Creative Writing Exercises For Dummies Cheat Sheet (UK Edition) - dummies
Cheat Sheet

Creative Writing Exercises For Dummies Cheat Sheet (UK Edition)

From Creative Writing Exercises For Dummies

By Maggie Hamand

The best way to produce successful pieces of creative writing is to write, write, write. Here are loads of practical tips to get your creative juices flowing.

Setting Realistic Creative Writing Goals

Commit yourself to some specific, realistic targets before you start creative writing. Don’t make your targets too ambitious – just write little and often. Consider the following writing tips:

  • A target of three or four writing slots a week

  • A target of writing a particular number of words per week

  • A target of completing a task, such as developing a character or planning a scene

  • An overall target, such as completing your first draft by a set date

Get Writing Creatively with the Right Methods

Here are some positive ways to get into a creative mindset when preparing to write. Use some or all of these ideas to boost your creativity – and your original writing.

  • Use mind maps to visualise all the creative possibilities in your story idea.

  • Brainstorm with friends or other writers to generate ideas and explore alternatives.

  • Keep a scrapbook of ideas and materials for your writing project.

  • Use writing prompts such as postcards, photographs and interesting objects.

  • Interview people and do research for inspiration.

Building Up Characters in the Creative Stories You Write

When writing your creative story, remember that the heart of a story is always its characters. Here are some ways to develop and deepen the characters within your creative writing:

  • Find a photograph or painting of someone who looks like your character. Describe the person in detail – not just the face, but the whole body.

  • Write your character’s school report and CV.

  • Write some of your character’s most vivid childhood memories.

  • Write from the point of view of your character, and then write about that person from the point of view of other characters.

  • Make a timeline of your character’s life from birth to death.

  • Write about your character at work and at play, at home and away.

  • Write about your character’s family and friends.

  • Write a dialogue, paying attention to your character’s voice and the way she speaks.

  • Write about one secret and one lie that your character’s never revealed or admitted to.

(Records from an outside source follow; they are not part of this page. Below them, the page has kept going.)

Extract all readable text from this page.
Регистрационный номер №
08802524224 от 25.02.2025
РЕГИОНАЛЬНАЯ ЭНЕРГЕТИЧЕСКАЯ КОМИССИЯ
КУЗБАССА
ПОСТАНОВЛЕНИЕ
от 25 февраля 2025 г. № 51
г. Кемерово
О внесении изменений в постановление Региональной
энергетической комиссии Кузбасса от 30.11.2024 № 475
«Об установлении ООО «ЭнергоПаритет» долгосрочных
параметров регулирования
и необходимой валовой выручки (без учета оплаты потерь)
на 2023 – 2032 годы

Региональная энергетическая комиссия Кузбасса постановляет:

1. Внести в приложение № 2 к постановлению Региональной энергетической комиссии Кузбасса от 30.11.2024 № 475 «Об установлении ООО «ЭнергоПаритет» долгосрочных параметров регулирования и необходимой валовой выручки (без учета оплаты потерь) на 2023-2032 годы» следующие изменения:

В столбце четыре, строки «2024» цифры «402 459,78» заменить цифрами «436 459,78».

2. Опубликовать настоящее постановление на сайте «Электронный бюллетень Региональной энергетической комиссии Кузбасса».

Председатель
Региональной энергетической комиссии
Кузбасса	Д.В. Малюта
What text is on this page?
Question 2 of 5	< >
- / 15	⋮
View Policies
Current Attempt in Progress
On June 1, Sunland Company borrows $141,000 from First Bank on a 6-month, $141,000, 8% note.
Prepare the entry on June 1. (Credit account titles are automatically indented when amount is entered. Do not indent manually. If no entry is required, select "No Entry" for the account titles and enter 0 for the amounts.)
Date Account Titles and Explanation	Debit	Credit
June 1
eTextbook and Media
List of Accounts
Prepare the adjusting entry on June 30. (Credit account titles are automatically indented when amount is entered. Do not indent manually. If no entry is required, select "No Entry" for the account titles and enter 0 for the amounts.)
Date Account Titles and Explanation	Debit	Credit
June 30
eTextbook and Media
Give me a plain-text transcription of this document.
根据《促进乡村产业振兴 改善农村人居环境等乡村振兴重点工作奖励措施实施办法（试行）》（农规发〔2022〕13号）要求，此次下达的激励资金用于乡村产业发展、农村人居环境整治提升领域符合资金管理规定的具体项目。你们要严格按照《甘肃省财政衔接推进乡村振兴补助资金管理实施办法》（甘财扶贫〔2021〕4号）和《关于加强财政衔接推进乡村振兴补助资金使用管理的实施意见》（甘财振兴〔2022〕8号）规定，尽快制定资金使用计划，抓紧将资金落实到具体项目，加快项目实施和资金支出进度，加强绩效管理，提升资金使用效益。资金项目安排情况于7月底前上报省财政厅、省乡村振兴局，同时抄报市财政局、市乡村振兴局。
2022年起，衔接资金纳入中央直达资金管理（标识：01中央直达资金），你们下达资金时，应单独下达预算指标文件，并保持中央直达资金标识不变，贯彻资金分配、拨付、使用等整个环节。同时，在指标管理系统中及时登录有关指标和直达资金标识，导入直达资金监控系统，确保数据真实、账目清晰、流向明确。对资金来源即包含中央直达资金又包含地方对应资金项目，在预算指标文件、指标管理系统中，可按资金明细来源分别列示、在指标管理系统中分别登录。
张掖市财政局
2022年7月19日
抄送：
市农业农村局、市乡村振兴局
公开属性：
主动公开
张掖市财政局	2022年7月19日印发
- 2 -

Setting the Scene for Your Creative Story

With creative writing, describing the world of your story is essential to a good narrative. Here are some tips for setting your scene when you’re creating a written story:

  • Map out the main location in detail, drawing a plan of the area with all the main landmarks.

  • Describe the place where your character lives, including each room and object and where your character’s possessions came from, and a memory evoked by each.

  • Describe your character’s most treasured possessions.

  • Write a descriptive passage using all the senses – include colour, sound, touch, smell and taste.

  • Describe your character’s main activities – from everyday actions such as bathing or showering, washing or drying hair, to what the person does at work and play. Remember to use strong verbs to describe actions.

  • Describe the weather and the seasons in your story, using them to mark the passage of time.

  • Use the anticipation of a coming storm or calm, or of spring or summer, to create suspense in a scene.

  • Write a scene in which what the character sees and describes foreshadows what happens next.

  • Describe a dream that foretells the future or reveals a character’s hidden desires or fears.

Plotting Your Story When Writing Creatively

When writing your story, plot is essential in holding together all the other elements of your fiction. Here are some tips to help you structure your creative story:

  • Write the opening scene. Go back over it and see whether you can find a good opening line.

  • Write four different openings: a philosophical statement, a description of the scene, a line of dialogue and jumping right into the action.

  • Write the central question of your narrative in just one line.

  • Write down what your main character wants more than anything.

  • Write down all the things that will get in your protagonist’s way.

  • Make a list of twists, turns and surprises that may come into your story.

  • Write down some big decisions your character will need to make, and then explore three different choices for each one.

  • Create time pressure in your story by introducing one or more deadlines.

  • Raise the stakes for your main character by making the desired goal bigger and the consequences of failure more serious.

  • Sketch out some key scenes – literally. Divide each scene into four parts and draw simple pictures of what happens. Now write the scene.

  • Write a scene that ends with a cliffhanger.

  • Create complications by bringing in new characters to create subplots and introduce new themes.

  • Write the climactic scene of your story.

  • Write down four different endings: one happy, one sad, one open, one with a twist.

  • Write a page of possible last lines.